Congress 2021 blog edition
The Canadian Association for Social Work Education (CASWE) hosted “Life Satisfaction for Disabled Youth: What Role Does Resilience Play?,” which comprised of three pre-recorded videos, each followed by a brief Q&A session, that summarized the results of some recent research that was conducted in the field of social work.
University of Toronto Factor-Inwentash Faculty of Social Work doctoral candidates Ran Hu and Ami Goulden presented their research on resilience, stating that “young people living with disabilities in Canada report significantly lower levels of perceived life satisfaction than their non-disabled peers.” They name ‘resilience,’ defined as “our capacity to navigate and negotiate resources that sustain our wellbeing,” as playing a significant role in narrowing the gap in life satisfaction between disabled and non-disabled young people. While meanings of resilience may vary, it is largely related to hope, confidence, future prospects, and readily available supports within the community. With regards to the development of intervention programs, Hu and Goulden recommend that said programs contain strategies such as offering young people support with future planning and professional development, encouraging young people to build and maintain personal connections within the community, and providing opportunities for personal growth and development for young people.

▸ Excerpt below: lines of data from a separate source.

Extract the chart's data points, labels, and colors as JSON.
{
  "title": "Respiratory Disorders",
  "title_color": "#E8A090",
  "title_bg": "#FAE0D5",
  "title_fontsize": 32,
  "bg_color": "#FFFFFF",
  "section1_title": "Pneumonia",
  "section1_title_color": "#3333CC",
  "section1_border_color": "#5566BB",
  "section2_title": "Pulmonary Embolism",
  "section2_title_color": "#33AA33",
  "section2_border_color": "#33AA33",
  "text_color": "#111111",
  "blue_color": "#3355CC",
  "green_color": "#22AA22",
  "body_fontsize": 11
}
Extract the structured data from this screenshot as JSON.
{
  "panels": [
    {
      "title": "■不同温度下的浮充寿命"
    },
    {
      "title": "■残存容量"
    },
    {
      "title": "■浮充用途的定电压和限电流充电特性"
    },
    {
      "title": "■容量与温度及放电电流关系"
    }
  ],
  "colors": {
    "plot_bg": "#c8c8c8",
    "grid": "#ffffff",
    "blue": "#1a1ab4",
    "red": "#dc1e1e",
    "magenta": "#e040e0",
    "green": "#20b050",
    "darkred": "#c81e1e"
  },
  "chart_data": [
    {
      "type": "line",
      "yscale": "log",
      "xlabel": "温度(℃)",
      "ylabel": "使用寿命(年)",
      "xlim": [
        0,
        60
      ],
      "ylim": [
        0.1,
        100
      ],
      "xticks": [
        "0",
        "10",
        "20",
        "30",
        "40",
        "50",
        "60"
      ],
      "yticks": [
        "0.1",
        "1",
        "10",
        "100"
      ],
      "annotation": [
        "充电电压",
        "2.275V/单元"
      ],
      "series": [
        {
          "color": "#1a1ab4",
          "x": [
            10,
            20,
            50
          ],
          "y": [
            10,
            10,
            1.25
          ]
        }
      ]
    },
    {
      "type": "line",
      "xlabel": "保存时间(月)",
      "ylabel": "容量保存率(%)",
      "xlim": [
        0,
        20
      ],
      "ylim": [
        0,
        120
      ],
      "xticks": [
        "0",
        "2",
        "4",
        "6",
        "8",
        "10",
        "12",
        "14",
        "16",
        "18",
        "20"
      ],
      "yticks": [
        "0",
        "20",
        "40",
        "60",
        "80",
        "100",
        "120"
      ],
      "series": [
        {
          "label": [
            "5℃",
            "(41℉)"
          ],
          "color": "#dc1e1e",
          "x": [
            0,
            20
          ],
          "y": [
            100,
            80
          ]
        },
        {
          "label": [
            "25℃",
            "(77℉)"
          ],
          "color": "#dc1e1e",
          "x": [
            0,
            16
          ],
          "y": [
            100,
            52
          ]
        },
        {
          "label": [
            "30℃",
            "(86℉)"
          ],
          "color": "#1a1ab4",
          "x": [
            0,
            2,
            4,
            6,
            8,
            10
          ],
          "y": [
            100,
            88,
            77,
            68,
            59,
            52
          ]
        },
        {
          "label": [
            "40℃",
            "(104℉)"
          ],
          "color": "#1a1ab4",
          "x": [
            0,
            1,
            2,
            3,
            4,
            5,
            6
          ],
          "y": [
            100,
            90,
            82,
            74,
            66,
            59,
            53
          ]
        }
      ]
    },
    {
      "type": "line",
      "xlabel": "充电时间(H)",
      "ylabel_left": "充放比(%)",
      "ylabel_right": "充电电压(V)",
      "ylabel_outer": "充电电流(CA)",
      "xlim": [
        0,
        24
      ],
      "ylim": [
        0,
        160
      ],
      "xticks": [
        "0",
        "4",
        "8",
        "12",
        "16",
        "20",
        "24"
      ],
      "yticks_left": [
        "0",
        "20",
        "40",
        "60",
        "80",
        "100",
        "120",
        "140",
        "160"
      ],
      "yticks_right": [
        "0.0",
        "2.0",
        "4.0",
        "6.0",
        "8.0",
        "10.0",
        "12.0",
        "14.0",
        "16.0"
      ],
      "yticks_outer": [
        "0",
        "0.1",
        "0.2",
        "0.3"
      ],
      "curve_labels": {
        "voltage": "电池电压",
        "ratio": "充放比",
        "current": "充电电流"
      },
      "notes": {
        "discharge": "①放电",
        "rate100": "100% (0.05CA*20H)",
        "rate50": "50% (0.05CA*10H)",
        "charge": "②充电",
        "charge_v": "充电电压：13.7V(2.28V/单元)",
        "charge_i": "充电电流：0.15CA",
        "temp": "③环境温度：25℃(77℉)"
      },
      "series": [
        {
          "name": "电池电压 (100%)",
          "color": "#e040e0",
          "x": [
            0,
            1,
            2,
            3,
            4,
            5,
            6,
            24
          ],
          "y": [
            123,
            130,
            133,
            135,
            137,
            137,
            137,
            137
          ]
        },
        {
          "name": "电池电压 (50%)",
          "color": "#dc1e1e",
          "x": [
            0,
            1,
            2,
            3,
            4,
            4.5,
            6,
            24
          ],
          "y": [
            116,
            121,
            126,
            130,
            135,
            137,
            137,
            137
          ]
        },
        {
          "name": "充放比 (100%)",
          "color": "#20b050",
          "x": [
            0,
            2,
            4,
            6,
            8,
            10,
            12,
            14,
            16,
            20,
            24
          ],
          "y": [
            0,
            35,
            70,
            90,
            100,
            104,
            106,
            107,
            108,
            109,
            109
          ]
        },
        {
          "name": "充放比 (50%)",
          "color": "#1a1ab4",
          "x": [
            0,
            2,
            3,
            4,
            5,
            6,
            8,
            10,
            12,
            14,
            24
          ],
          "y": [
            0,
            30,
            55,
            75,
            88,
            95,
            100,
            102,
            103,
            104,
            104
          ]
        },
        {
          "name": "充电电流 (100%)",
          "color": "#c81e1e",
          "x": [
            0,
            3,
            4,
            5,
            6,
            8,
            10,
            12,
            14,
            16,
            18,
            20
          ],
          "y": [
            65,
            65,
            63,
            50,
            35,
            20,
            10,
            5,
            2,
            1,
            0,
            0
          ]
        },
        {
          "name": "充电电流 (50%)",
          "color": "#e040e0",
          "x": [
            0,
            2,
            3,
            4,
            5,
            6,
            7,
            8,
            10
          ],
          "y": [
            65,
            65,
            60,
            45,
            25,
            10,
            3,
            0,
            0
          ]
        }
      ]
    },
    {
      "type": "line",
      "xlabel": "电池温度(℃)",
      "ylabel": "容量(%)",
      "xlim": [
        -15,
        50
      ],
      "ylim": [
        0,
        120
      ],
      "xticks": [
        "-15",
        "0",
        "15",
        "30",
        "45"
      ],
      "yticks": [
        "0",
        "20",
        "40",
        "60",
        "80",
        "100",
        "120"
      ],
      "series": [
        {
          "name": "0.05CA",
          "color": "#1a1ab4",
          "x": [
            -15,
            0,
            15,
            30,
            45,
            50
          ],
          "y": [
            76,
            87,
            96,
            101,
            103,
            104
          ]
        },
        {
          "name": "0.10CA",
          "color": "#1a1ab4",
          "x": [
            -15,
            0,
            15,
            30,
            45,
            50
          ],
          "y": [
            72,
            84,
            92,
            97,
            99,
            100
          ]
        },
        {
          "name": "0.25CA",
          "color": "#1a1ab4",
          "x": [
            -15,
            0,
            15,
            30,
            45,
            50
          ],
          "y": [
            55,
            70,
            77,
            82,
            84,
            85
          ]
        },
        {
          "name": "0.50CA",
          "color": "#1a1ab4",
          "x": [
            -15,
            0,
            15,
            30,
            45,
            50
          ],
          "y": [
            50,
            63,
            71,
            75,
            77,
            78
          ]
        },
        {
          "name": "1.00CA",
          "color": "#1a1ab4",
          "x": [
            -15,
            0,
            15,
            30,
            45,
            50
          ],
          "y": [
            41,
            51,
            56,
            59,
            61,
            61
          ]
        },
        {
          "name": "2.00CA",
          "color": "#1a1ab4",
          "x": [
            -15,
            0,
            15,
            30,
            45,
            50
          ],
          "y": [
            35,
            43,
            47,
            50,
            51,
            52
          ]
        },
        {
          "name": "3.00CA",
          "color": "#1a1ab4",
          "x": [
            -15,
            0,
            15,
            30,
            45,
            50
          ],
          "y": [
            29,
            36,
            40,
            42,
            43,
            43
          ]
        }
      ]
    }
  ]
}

Dr. Nélida Ramírez, Associate Professor in the Social Work School at the Technological Metropolitan University Santiago in Chile, discussed the effects that different socio-environmental contexts, movements, and organizations have – and have had – on social work, particularly drawing from examples in Antioquia, Colombia, and Maule, Chile. According to Ramírez, “the poorest and most vulnerable communities generally suffer the worst effects of climate change.” Ramírez cited a need for us to understand the different experiences of socio-environmental organizations and movements, and actively engage in processes of exchange and dialogue on best practices in order for social workers to “more consciously lead the planning and social advocacy efforts” in responding to these issues.
The third and final video was an examination of the settlement of refugees from post-conflict societies in Canada by Master’s Student and Research Assistant in the Faculty of Social Work at the University of Calgary Maimuna Khan’s. Khan found that the entire system responsible for settling refugees tends to paint the refugees in one of two lights: as “superhuman,” having endured and overcome all that they have, and having the courage and strength to travel across the world to land in a place with an unfamiliar language or culture; or as “traumatized,” being overwhelmed by their traumatic experience and needing the system to “cure” them from this trauma. The entire system responsible for settling refugees tends to “valorize” the host country – namely, Canada, in this example – by painting the host country as the refugees’ “benevolent saviour” while simultaneously “over-victimizing” the refugees by denying their agency, ignoring their resiliency, and homogenizing the refugee body and experience, thus perpetuating colonialism. To follow, Khan talked about the system cycling from: boasting its benevolence in its ‘saving’ of the ‘pitiful’ refugees; to gradually withdrawing their support from refugees due to the huge drain on finite resources, leaving refugees to “hit rock bottom” or “fail,” in Khan’s words; back to swooping in to ‘save’ the ‘pitiful’ refugees. Thus, the system “promotes the need for itself by letting the refugee family fail,” with some agencies not intervening with refugees unless absolutely necessary.